The estrogen and c-Myc target gene HSPC111 is over-expressed in breast cancer and associated with poor patient outcome

Alison J Butt¹^,2 , C Marcelo Sergio¹ , Claire K Inman¹ , Luke R Anderson¹ , Catriona M McNeil¹ , Amanda J Russell¹ , Marco Nousch³ , Thomas Preiss³ , Andrew V Biankin¹^,2 , Robert L Sutherland¹^,2 and Elizabeth A Musgrove¹^,2

¹Cancer Research Program, Garvan Institute of Medical Research, St. Vincent's Hospital, Victoria Street, Darlinghurst, New South Wales 2010, Australia

²St. Vincent's Clinical School, Faculty of Medicine, University of New South Wales, Sydney, New South Wales 2052 Australia

³Molecular Genetics Program, Victor Chang Cardiac Research Institute, Victoria Street, Darlinghurst, New South Wales 2010, Australia

author email corresponding author email

Breast Cancer Research 2008, 10:R28doi:10.1186/bcr1985


Published:	29 March 2008

Abstract

Introduction

Estrogens play a pivotal role in the initiation and progression of breast cancer. The genes that mediate these processes are not fully defined, but potentially include the known mammary oncogene MYC. Characterization of estrogen-target genes may help to elucidate further the mechanisms of estrogen-induced mitogenesis and endocrine resistance.

Methods

We used a transcript profiling approach to identify targets of estrogen and c-Myc in breast cancer cells. One previously uncharacterized gene, namely HBV pre-S2 trans-regulated protein 3 (HSPC111), was acutely upregulated after estrogen treatment or inducible expression of c-Myc, and was selected for further functional analysis using over-expression and knock-down strategies.
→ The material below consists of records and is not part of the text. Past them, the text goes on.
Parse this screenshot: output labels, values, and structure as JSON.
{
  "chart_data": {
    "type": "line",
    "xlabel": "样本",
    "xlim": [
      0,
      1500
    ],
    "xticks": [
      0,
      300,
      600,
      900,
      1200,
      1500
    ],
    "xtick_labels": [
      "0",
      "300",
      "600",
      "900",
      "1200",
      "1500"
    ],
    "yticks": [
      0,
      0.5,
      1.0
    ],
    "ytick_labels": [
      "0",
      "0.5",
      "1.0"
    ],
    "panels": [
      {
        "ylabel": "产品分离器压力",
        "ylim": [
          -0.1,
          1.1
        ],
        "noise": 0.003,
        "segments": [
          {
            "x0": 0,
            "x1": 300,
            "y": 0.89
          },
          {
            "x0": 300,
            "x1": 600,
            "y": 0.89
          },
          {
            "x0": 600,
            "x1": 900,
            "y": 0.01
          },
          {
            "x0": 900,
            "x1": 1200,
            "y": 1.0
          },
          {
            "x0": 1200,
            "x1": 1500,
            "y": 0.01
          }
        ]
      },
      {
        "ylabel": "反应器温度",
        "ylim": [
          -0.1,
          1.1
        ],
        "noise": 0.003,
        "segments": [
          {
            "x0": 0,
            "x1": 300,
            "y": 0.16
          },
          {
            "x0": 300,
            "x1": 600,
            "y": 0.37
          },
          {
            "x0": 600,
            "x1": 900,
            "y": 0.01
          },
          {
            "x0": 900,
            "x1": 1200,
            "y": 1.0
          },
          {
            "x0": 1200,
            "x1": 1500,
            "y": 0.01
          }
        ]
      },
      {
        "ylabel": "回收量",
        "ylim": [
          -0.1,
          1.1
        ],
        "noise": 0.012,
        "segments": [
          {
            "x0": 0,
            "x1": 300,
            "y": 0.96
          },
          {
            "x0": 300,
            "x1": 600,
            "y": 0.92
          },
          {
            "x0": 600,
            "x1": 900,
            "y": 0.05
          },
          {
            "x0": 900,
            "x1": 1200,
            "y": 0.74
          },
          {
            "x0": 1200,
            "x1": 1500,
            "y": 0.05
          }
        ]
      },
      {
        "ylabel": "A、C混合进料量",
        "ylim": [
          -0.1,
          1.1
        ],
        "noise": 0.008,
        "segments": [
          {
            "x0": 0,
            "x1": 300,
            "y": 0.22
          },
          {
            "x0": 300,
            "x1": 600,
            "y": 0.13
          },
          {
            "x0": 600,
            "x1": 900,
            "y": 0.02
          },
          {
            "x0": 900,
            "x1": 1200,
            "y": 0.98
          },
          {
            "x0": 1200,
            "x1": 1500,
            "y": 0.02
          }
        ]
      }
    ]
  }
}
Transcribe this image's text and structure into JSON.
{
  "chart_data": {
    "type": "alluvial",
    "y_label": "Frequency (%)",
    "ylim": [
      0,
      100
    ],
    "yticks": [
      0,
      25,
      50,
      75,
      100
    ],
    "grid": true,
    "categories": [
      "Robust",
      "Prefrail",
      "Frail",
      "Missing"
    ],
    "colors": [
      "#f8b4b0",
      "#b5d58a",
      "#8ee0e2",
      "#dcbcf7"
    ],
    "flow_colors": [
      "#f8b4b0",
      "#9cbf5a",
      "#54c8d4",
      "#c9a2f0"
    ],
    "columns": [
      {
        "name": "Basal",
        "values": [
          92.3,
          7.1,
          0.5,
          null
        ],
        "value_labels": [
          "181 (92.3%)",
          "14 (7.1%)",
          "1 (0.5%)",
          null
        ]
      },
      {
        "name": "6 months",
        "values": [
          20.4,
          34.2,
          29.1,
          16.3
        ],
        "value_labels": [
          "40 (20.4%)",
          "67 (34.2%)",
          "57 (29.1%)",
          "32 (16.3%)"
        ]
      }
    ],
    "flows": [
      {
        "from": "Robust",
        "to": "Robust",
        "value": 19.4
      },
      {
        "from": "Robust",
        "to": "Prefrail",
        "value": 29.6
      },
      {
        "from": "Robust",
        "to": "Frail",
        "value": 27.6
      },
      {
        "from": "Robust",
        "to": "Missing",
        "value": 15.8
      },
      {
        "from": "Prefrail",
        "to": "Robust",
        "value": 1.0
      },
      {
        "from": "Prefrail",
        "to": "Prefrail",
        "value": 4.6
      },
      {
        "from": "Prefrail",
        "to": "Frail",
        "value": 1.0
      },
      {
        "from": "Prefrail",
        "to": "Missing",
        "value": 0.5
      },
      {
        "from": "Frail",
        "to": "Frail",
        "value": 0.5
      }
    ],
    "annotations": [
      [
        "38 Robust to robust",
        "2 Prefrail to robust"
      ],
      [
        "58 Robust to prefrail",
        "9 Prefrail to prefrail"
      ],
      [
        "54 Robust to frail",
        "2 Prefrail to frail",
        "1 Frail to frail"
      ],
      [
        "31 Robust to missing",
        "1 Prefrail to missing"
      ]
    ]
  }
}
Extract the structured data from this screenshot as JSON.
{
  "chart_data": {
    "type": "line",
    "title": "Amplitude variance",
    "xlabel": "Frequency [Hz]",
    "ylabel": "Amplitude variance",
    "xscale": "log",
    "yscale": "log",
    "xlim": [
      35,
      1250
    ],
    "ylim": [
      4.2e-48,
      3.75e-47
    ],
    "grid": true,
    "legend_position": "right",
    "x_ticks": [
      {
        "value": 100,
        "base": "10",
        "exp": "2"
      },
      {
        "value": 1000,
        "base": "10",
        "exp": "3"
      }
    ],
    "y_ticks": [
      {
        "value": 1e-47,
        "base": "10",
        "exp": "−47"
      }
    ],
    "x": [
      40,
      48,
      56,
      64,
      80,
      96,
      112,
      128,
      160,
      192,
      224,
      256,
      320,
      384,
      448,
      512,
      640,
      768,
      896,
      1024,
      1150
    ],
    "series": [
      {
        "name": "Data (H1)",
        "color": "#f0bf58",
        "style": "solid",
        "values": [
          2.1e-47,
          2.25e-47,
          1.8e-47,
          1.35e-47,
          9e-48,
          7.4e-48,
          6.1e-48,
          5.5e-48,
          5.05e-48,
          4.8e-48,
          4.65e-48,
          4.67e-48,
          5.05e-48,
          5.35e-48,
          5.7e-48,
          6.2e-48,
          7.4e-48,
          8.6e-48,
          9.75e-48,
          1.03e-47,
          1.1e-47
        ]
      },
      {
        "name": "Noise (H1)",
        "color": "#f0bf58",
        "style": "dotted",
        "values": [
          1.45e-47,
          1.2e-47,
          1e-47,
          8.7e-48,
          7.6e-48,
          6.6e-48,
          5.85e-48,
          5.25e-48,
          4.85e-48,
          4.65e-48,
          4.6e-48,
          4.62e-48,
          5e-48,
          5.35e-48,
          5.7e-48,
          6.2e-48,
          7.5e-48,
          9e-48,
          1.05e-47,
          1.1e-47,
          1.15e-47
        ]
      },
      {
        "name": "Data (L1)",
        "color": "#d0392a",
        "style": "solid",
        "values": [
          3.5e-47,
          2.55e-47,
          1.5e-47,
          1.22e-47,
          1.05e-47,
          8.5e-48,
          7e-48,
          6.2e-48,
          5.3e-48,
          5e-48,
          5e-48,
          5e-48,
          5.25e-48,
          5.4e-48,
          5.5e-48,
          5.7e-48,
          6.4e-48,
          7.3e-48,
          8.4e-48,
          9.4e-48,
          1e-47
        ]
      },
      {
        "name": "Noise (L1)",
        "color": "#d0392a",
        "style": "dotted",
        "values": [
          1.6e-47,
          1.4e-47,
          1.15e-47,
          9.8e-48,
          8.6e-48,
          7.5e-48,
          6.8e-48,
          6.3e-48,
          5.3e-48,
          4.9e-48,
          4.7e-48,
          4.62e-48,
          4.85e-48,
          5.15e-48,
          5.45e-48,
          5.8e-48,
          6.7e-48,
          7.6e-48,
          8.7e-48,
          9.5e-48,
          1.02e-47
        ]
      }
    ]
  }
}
HSPC111 expression was also analyzed in relation to MYC expression and outcome in primary breast carcinomas and published gene expression datasets.

Results

Pretreatment of cells with c-Myc small interfering RNA abrogated estrogen induction of HSPC111, identifying HSPC111 as a potential c-Myc target gene. This was confirmed by the demonstration of two functional E-box motifs upstream of the transcription start site. HSPC111 mRNA and protein were over-expressed in breast cancer cell lines and primary breast carcinomas, and this was positively correlated with MYC mRNA levels. HSPC111 is present in a large, RNA-dependent nucleolar complex, suggesting a possible role in ribosomal biosynthesis. Neither over-expression or small interfering RNA knock-down of HSPC111 affected cell proliferation rates or sensitivity to estrogen/antiestrogen treatment. However, high expression of HSPC111 mRNA was associated with adverse patient outcome in published gene expression datasets.

Conclusion

These data identify HSPC111 as an estrogen and c-Myc target gene that is over-expressed in breast cancer and is associated with an adverse patient outcome.